A structural comparison of the NMBR and GRPR complexes to their closely related cholecystokinin A receptor (CCKAR) in the active (PDB 7EZM) and inactive states (PDB 7F8U) sheds light on the basis of bombesin receptor activation. Both NMBR and GRPR adopt fully active conformations similar to the active CCKAR (Fig. 1o). Bombesin receptors could be activated by bombesin peptides with C-termini in both amidated and nonamidated forms with different potencies. As described above, the C-terminal amide of the amidated NMB30 forms an additional hydrogen bond, which partially explains the phenomenon that the amidated bombesin peptides presented ~100-fold higher potencies than the nonamidated forms for their corresponding receptors (Supplementary information, Fig. S7k, l and Table S3). Superimposing the NMBR and GRPR complexes reveals that the binding modes between the two bombesin peptides are very similar, suggesting that they may activate bombesin receptors through a common mechanism (Supplementary information, Fig. S9a), although NMB30 and GRP(14–27) present different binding selectivity.
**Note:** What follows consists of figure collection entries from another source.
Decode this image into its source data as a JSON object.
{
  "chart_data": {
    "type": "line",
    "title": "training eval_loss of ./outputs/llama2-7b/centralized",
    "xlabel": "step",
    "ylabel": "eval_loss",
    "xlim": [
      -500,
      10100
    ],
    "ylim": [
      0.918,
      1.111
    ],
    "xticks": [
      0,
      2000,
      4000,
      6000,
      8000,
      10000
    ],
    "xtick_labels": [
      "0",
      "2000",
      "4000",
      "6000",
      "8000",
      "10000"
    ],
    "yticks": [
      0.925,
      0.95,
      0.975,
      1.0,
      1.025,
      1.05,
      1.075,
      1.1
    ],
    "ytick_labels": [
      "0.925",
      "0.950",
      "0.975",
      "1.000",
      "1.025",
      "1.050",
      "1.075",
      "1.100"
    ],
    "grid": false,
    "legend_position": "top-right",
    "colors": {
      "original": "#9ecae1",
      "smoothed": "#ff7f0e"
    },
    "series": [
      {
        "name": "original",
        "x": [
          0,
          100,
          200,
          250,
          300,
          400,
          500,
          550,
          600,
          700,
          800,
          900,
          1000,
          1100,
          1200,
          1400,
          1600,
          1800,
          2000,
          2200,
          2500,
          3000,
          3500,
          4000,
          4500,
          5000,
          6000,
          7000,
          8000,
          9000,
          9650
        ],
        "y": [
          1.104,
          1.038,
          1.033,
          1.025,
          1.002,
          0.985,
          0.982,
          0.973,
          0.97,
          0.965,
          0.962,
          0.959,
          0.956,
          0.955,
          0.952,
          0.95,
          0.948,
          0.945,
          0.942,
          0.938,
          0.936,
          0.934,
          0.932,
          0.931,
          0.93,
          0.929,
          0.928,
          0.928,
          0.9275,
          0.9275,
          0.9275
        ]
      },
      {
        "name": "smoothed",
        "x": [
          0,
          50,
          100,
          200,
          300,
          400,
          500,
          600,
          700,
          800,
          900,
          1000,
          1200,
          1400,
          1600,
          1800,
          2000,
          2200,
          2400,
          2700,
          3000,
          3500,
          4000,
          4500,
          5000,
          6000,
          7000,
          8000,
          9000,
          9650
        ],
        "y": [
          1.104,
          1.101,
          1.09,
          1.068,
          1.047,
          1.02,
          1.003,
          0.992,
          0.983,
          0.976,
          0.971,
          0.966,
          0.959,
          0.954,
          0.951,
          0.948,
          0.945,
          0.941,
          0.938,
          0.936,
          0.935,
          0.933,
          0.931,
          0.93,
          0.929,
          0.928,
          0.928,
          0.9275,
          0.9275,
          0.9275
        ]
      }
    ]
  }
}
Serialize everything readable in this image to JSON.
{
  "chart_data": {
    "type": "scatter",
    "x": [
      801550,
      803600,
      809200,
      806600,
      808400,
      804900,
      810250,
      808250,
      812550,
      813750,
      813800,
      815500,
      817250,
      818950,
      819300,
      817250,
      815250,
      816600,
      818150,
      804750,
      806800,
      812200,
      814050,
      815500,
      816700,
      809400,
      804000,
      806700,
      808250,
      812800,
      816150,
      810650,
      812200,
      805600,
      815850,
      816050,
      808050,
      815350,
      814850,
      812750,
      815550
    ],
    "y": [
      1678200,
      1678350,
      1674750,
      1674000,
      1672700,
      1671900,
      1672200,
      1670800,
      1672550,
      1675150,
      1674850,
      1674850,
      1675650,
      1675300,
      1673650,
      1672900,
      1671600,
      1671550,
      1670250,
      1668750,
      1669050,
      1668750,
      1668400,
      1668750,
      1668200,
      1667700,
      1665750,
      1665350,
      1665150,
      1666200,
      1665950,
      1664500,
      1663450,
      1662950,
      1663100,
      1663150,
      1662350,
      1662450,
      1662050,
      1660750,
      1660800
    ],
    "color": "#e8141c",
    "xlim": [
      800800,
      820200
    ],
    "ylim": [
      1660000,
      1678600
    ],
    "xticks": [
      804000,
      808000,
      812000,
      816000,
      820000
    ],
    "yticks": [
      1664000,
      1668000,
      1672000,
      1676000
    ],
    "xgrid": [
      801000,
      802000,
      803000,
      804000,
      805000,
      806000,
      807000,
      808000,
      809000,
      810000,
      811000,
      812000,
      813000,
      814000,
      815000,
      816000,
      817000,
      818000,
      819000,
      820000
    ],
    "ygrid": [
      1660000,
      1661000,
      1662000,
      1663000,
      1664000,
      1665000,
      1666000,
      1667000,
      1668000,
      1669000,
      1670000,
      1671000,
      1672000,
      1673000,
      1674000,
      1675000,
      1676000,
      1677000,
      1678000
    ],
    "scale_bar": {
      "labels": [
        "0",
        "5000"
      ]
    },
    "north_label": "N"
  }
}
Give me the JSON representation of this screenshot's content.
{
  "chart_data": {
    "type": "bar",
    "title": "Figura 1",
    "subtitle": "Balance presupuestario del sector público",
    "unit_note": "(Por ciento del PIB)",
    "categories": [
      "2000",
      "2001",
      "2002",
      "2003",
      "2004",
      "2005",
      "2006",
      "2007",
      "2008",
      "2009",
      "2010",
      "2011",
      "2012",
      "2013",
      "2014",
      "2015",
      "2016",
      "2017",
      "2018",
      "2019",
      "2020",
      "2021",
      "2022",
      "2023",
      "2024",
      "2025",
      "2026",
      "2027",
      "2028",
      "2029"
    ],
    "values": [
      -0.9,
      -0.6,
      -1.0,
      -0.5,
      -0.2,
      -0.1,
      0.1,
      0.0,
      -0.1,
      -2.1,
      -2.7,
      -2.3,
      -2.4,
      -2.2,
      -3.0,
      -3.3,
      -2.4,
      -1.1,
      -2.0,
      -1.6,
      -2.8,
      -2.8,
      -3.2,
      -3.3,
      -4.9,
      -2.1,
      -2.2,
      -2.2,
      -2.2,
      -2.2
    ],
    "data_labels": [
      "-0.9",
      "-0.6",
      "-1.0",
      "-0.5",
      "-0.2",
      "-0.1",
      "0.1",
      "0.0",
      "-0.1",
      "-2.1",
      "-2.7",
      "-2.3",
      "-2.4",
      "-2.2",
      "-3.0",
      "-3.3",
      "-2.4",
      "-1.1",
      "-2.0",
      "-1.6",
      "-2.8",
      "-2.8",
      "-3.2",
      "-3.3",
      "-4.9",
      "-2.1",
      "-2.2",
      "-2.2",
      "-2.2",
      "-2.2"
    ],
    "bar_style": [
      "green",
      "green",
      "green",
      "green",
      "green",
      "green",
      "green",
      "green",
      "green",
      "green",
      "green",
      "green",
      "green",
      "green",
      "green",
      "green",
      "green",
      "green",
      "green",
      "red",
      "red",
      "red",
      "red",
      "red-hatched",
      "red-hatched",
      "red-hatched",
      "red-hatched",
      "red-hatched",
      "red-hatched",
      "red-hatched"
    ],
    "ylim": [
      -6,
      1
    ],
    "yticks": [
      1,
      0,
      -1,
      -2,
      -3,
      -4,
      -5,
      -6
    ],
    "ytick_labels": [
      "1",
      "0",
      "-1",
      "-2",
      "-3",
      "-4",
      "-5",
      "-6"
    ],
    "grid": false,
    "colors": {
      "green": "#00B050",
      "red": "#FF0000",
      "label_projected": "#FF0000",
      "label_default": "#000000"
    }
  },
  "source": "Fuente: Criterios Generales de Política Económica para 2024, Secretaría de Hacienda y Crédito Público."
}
The side chains of M10N and M10G insert into a conserved hydrophobic crevice at the bottom of the peptide-binding pocket and trigger the downwards rotameric movement of the toggle switch residue W6.48 in the conserved CWXP motif, facilitating the swing of F6.44 (Supplementary information, Fig. S9b). Following the repacking of an intrahelical contact between residues W6.48 and F6.44, the switching contacts of residues V3.40 towards W6.48 and L5.51 towards F6.44 contract the TM3–TM5–TM6 interface (Supplementary information, Fig. S9c), initiating the rotation of the cytoplasmic end of TM6. Overall, our study reveals the activation pathways of bombesin receptors and enriches the unique receptor-, ligand- and effector-specific activation pathways in the GPCR kingdom.
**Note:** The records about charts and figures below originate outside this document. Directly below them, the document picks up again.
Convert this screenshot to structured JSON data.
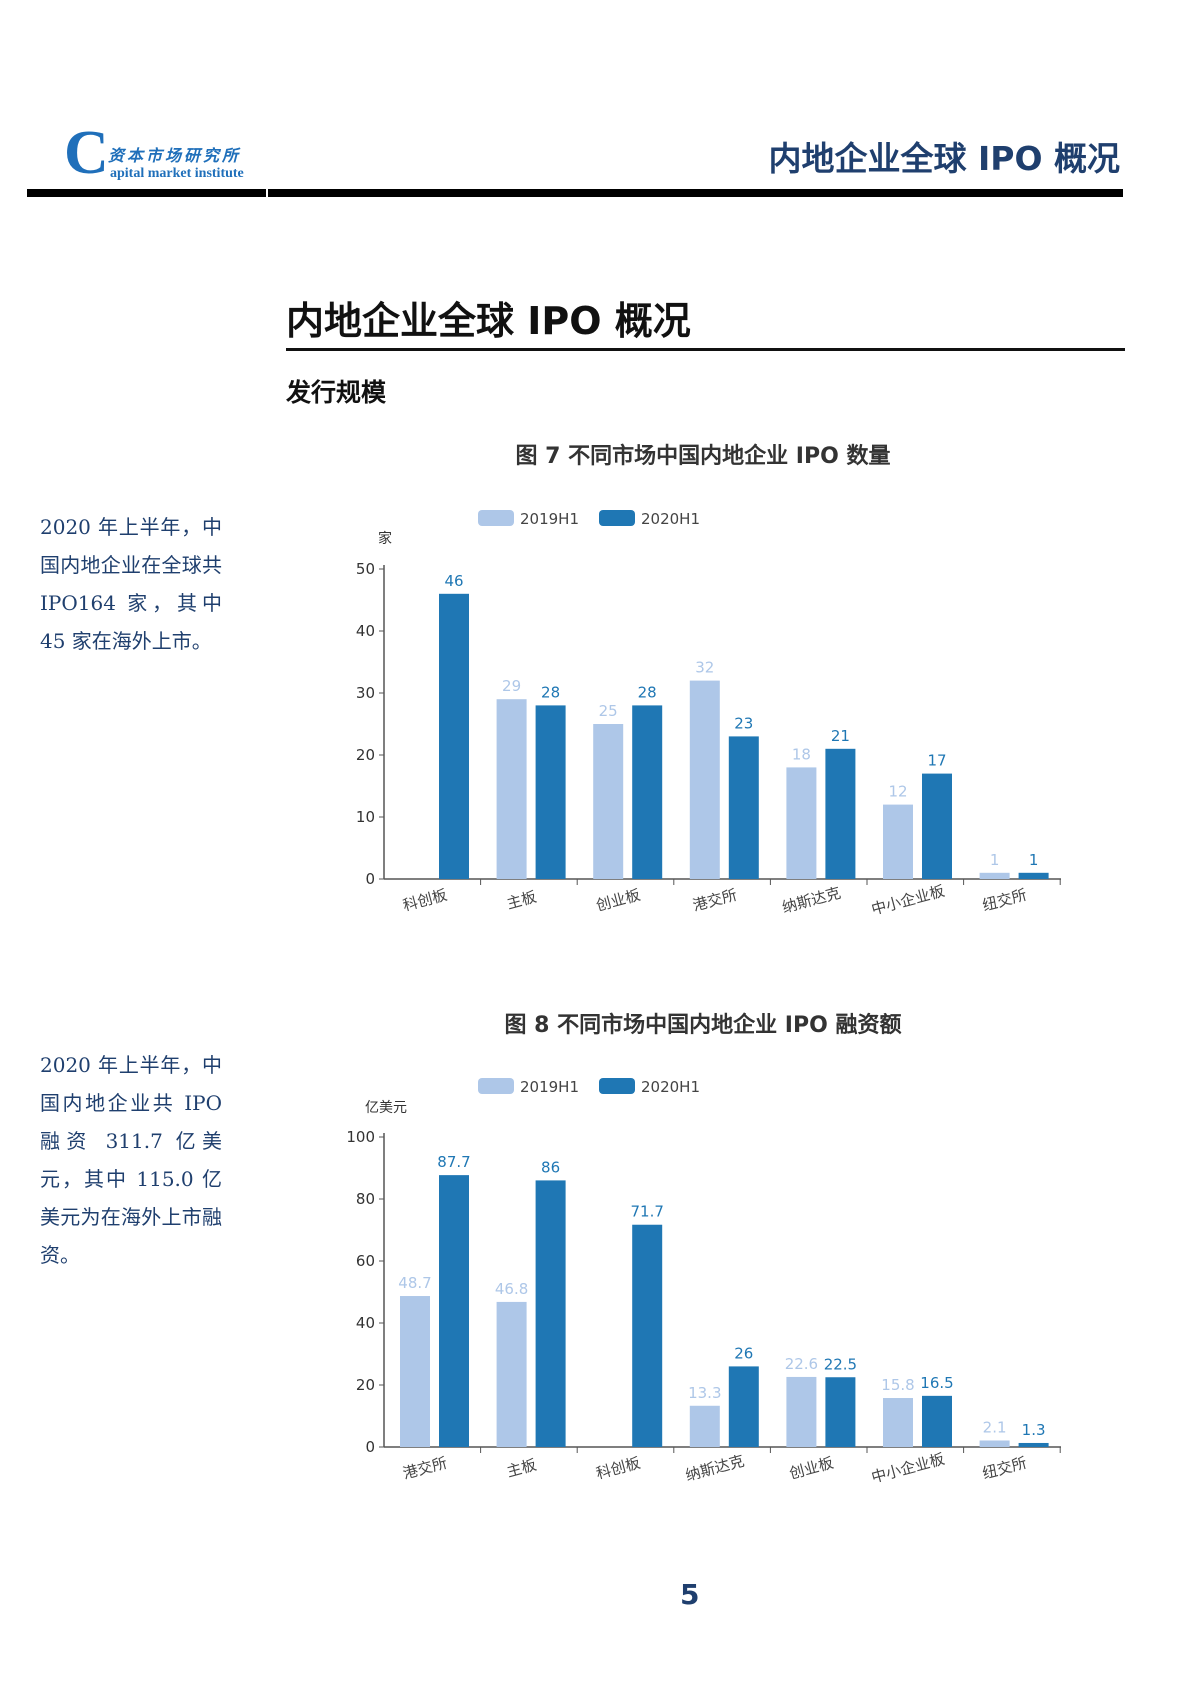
{
  "header": {
    "logo_cn": "资本市场研究所",
    "logo_en": "apital market institute",
    "logo_c": "C",
    "title": "内地企业全球 IPO 概况"
  },
  "main_title": "内地企业全球 IPO 概况",
  "section": "发行规模",
  "side_notes": [
    "2020 年上半年，中国内地企业在全球共 IPO164 家，其中 45 家在海外上市。",
    "2020 年上半年，中国内地企业共 IPO 融资 311.7 亿美元，其中 115.0 亿美元为在海外上市融资。"
  ],
  "page_number": "5",
  "colors": {
    "2019H1": "#aec7e8",
    "2020H1": "#1f77b4"
  },
  "chart_data": [
    {
      "type": "bar",
      "title": "图 7  不同市场中国内地企业 IPO 数量",
      "ylabel": "家",
      "ylim": [
        0,
        50
      ],
      "yticks": [
        0,
        10,
        20,
        30,
        40,
        50
      ],
      "legend": "top",
      "categories": [
        "科创板",
        "主板",
        "创业板",
        "港交所",
        "纳斯达克",
        "中小企业板",
        "纽交所"
      ],
      "series": [
        {
          "name": "2019H1",
          "values": [
            null,
            29,
            25,
            32,
            18,
            12,
            1
          ]
        },
        {
          "name": "2020H1",
          "values": [
            46,
            28,
            28,
            23,
            21,
            17,
            1
          ]
        }
      ]
    },
    {
      "type": "bar",
      "title": "图 8   不同市场中国内地企业 IPO 融资额",
      "ylabel": "亿美元",
      "ylim": [
        0,
        100
      ],
      "yticks": [
        0,
        20,
        40,
        60,
        80,
        100
      ],
      "legend": "top",
      "categories": [
        "港交所",
        "主板",
        "科创板",
        "纳斯达克",
        "创业板",
        "中小企业板",
        "纽交所"
      ],
      "series": [
        {
          "name": "2019H1",
          "values": [
            48.7,
            46.8,
            null,
            13.3,
            22.6,
            15.8,
            2.1
          ]
        },
        {
          "name": "2020H1",
          "values": [
            87.7,
            86,
            71.7,
            26,
            22.5,
            16.5,
            1.3
          ]
        }
      ]
    }
  ]
}
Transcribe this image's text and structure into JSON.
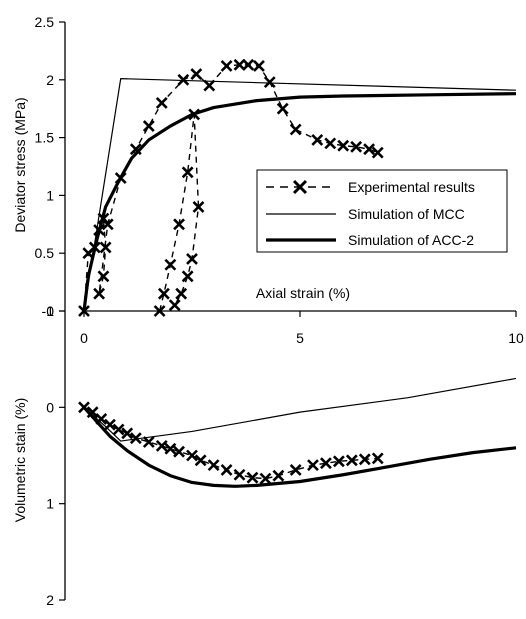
{
  "chart_data": [
    {
      "type": "line",
      "panel": "top",
      "xlabel": "Axial strain (%)",
      "ylabel": "Deviator stress (MPa)",
      "xlim": [
        0,
        10
      ],
      "ylim": [
        0,
        2.5
      ],
      "y_ticks": [
        "0",
        "0.5",
        "1",
        "1.5",
        "2",
        "2.5"
      ],
      "x_ticks": [
        "0",
        "5",
        "10"
      ],
      "legend": [
        "Experimental results",
        "Simulation of MCC",
        "Simulation of ACC-2"
      ],
      "series": [
        {
          "name": "Experimental results",
          "style": "dashed-x-markers",
          "x": [
            0.0,
            0.1,
            0.25,
            0.35,
            0.45,
            0.5,
            0.45,
            0.35,
            0.55,
            0.85,
            1.2,
            1.5,
            1.8,
            2.3,
            2.6,
            2.9,
            3.3,
            3.6,
            3.8,
            4.05,
            4.3,
            4.6,
            4.9,
            5.4,
            5.7,
            6.0,
            6.3,
            6.6,
            6.8
          ],
          "y": [
            0.0,
            0.5,
            0.55,
            0.7,
            0.8,
            0.55,
            0.3,
            0.15,
            0.75,
            1.15,
            1.4,
            1.6,
            1.8,
            2.0,
            2.05,
            1.95,
            2.12,
            2.13,
            2.13,
            2.12,
            1.98,
            1.75,
            1.57,
            1.48,
            1.45,
            1.43,
            1.42,
            1.4,
            1.37
          ]
        },
        {
          "name": "Experimental results (reload loop)",
          "style": "dashed-x-markers",
          "x": [
            1.75,
            1.85,
            2.0,
            2.2,
            2.4,
            2.55,
            2.65,
            2.5,
            2.4,
            2.25,
            2.1
          ],
          "y": [
            0.0,
            0.15,
            0.4,
            0.75,
            1.2,
            1.7,
            0.9,
            0.45,
            0.3,
            0.15,
            0.05
          ],
          "unlabeled": true
        },
        {
          "name": "Simulation of MCC",
          "style": "thin",
          "x": [
            0.0,
            0.85,
            10.0
          ],
          "y": [
            0.0,
            2.01,
            1.91
          ]
        },
        {
          "name": "Simulation of ACC-2",
          "style": "thick",
          "x": [
            0.0,
            0.1,
            0.3,
            0.5,
            0.8,
            1.1,
            1.5,
            2.0,
            2.5,
            3.0,
            4.0,
            5.0,
            6.0,
            8.0,
            10.0
          ],
          "y": [
            0.0,
            0.3,
            0.62,
            0.9,
            1.12,
            1.32,
            1.48,
            1.6,
            1.7,
            1.76,
            1.82,
            1.85,
            1.86,
            1.87,
            1.88
          ]
        }
      ]
    },
    {
      "type": "line",
      "panel": "bottom",
      "xlabel": "",
      "ylabel": "Volumetric stain (%)",
      "xlim": [
        0,
        10
      ],
      "ylim": [
        -1,
        2
      ],
      "y_ticks": [
        "-1",
        "0",
        "1",
        "2"
      ],
      "series": [
        {
          "name": "Experimental results",
          "style": "dashed-x-markers",
          "x": [
            0.0,
            0.2,
            0.4,
            0.6,
            0.8,
            1.0,
            1.2,
            1.5,
            1.8,
            2.0,
            2.2,
            2.5,
            2.7,
            3.0,
            3.3,
            3.6,
            3.9,
            4.2,
            4.5,
            4.9,
            5.3,
            5.6,
            5.9,
            6.2,
            6.5,
            6.8
          ],
          "y": [
            0.0,
            0.05,
            0.12,
            0.18,
            0.23,
            0.27,
            0.32,
            0.36,
            0.4,
            0.43,
            0.46,
            0.5,
            0.55,
            0.6,
            0.65,
            0.7,
            0.73,
            0.74,
            0.71,
            0.65,
            0.6,
            0.58,
            0.56,
            0.55,
            0.54,
            0.53
          ]
        },
        {
          "name": "Simulation of MCC",
          "style": "thin",
          "x": [
            0.0,
            0.5,
            0.85,
            2.5,
            5.0,
            7.5,
            10.0
          ],
          "y": [
            0.0,
            0.2,
            0.35,
            0.25,
            0.05,
            -0.1,
            -0.3
          ]
        },
        {
          "name": "Simulation of ACC-2",
          "style": "thick",
          "x": [
            0.0,
            0.3,
            0.6,
            1.0,
            1.5,
            2.0,
            2.5,
            3.0,
            3.5,
            4.0,
            5.0,
            6.0,
            7.0,
            8.0,
            9.0,
            10.0
          ],
          "y": [
            0.0,
            0.15,
            0.3,
            0.45,
            0.6,
            0.71,
            0.78,
            0.81,
            0.82,
            0.81,
            0.77,
            0.7,
            0.62,
            0.54,
            0.47,
            0.42
          ]
        }
      ]
    }
  ]
}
In summary, we present two cryo-EM structures of active Gq-coupled NMBR and GRPR bound to NMB30 and GRP(14–27), respectively. Our structures depict the detailed interactions between the endogenous ligands and bombesin receptors. With the in-depth knowledge of ligand binding and selectivity of bombesin receptors, new opportunities may arise to design potent and efficacious modulators of bombesin receptors for the treatment of itch and other diseases.